Esa llamada a horas intempestivas no presagiaba nada bueno.
El corazón empezó a palpitarle con fuerza, cada vez más acelerado.
En realidad, sus dos corazones.
Justo un par de días antes su ginecóloga le había confirmado la razón de sus náuseas continuas y de sus pérdidas. Estaba embarazada.
La gran alegría, después de más de un año intentando ser padres, se tornó en preocupación. Había un enorme peligro de aborto y debería guardar al menos un mes de reposo absoluto.
Y allí estaba ella, en la cama, a las seis de la mañana de un domingo, sobresaltada por el sonido de un teléfono que no debía sonar tan temprano.

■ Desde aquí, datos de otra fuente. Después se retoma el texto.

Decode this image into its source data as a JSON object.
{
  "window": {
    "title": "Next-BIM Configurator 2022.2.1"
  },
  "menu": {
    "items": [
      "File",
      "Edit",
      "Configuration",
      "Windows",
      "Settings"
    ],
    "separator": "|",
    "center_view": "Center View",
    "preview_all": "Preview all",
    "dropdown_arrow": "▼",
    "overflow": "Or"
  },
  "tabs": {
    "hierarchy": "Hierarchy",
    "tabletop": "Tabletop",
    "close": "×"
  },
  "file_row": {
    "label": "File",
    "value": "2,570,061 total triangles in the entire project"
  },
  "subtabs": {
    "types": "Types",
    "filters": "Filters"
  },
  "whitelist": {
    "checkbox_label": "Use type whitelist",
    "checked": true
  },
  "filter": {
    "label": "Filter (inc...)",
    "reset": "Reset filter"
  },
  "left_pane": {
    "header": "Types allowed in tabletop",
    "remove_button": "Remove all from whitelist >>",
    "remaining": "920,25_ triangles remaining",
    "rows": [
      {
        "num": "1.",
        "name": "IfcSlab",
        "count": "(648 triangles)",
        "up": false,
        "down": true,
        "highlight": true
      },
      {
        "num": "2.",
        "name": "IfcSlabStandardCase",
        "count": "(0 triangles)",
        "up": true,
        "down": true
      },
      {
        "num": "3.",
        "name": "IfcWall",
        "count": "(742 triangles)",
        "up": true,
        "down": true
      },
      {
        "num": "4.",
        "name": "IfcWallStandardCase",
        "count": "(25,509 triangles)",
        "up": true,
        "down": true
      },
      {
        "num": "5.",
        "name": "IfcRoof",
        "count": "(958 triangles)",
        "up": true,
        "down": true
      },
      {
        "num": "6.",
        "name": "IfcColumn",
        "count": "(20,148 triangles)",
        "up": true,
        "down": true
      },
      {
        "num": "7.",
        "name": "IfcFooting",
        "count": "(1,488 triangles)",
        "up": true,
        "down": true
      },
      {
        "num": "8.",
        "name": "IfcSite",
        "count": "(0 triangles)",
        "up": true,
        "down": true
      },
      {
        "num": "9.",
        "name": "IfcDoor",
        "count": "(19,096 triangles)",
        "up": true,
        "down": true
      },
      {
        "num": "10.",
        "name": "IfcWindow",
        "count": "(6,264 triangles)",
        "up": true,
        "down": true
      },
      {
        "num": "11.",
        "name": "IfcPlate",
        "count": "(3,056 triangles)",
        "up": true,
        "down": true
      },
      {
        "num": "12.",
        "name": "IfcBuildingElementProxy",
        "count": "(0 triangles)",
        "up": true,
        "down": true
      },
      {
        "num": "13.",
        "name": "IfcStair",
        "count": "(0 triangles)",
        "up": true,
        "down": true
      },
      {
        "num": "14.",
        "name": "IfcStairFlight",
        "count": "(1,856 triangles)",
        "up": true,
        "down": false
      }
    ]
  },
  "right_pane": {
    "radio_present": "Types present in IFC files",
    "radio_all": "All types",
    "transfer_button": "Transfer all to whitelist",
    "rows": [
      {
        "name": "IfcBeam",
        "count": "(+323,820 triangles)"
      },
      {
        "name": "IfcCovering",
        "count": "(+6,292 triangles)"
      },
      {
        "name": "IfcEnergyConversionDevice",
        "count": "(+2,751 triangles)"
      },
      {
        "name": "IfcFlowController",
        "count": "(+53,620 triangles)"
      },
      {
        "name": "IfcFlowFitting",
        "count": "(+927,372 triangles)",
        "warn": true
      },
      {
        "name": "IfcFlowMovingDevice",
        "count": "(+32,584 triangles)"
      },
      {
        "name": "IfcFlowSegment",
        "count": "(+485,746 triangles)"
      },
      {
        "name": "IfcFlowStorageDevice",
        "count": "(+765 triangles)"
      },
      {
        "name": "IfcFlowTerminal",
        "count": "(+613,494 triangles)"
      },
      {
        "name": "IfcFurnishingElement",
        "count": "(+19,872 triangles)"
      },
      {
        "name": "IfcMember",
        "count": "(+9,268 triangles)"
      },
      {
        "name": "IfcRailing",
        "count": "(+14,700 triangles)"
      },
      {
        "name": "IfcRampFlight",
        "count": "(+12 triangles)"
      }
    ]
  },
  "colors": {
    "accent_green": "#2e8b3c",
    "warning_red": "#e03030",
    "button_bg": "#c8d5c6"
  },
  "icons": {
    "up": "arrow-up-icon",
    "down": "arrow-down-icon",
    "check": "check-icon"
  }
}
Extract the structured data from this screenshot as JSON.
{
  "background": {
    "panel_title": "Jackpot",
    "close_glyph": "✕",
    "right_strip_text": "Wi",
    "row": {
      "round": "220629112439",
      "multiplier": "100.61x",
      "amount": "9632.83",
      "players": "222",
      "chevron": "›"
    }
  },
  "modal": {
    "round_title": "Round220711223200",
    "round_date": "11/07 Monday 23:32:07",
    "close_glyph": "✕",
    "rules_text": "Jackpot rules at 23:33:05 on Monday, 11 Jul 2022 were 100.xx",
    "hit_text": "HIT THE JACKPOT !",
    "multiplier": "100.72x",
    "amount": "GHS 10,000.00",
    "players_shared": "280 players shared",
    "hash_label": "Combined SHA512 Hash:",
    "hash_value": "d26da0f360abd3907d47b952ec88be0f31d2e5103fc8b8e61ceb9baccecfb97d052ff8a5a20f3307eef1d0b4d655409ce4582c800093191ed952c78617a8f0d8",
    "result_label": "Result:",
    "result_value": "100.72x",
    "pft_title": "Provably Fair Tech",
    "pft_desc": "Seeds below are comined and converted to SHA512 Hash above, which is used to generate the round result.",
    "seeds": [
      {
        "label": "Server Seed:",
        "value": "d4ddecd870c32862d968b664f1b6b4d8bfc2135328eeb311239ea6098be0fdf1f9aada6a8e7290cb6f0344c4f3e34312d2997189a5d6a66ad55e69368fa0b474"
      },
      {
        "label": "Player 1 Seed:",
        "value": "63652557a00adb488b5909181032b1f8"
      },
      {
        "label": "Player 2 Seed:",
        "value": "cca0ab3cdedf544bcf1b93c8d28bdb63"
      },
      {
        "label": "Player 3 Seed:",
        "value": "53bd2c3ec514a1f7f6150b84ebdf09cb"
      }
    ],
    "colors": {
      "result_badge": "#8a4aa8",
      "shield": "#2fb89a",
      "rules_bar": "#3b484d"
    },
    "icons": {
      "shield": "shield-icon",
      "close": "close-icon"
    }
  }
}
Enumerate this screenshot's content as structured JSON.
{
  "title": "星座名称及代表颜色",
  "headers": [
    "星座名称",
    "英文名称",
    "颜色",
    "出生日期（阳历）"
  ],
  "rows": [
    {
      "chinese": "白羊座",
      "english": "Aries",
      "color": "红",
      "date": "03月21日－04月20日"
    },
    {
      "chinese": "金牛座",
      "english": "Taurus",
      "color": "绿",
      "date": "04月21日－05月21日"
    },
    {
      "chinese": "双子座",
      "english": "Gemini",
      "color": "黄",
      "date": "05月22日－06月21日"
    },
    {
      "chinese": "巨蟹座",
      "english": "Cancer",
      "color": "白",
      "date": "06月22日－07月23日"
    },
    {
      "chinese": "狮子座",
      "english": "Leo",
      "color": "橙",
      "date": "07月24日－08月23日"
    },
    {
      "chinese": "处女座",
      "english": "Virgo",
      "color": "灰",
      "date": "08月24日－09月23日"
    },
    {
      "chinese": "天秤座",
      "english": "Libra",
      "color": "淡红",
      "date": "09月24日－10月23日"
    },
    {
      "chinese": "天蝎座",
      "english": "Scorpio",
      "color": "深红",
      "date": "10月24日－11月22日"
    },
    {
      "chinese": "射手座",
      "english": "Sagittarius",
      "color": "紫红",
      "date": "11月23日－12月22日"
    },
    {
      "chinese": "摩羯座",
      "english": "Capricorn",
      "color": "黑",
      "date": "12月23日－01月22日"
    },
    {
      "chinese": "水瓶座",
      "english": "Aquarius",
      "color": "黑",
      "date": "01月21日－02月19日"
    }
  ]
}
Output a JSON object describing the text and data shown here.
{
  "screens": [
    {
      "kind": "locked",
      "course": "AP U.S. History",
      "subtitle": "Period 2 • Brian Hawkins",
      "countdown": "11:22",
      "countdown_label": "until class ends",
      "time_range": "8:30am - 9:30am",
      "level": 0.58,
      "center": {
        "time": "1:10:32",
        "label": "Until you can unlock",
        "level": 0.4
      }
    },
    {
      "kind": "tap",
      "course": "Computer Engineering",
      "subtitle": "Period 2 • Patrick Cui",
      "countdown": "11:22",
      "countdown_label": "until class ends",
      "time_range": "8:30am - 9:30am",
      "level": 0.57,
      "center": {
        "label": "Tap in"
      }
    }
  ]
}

Su marido se levantó rápidamente para atender la llamada. Le escuchaba hablar a lo lejos, cada vez más bajo, cada vez más entrecortado, hasta que colgó.
Apareció en la habitación con el rostro descompuesto y entonces lo supo.
Antes de que pudiese decirle nada tuvo la certeza de que algo grave le había ocurrido a su niño (así llamaba a su hermano menor).
Un accidente de tráfico, regresando del turno de noche, se había cobrado su vida, con tan solo veintidós años.
Ni siquiera pudo asistir a su funeral.
Pasó un mes en la cama. Reposo absoluto. Desesperación, angustia y dolor también absolutos.
El bebé nació un poco antes de lo previsto, un ocho de junio, el mismo día que veintitrés años atrás lo había hecho su otro niño, su hermano.
¿Casualidad o una vida por otra?
Miró con dulzura a su hijo y pensó en cuánto se le parecía.
Umm… Debía apartar esas ideas de su cabeza.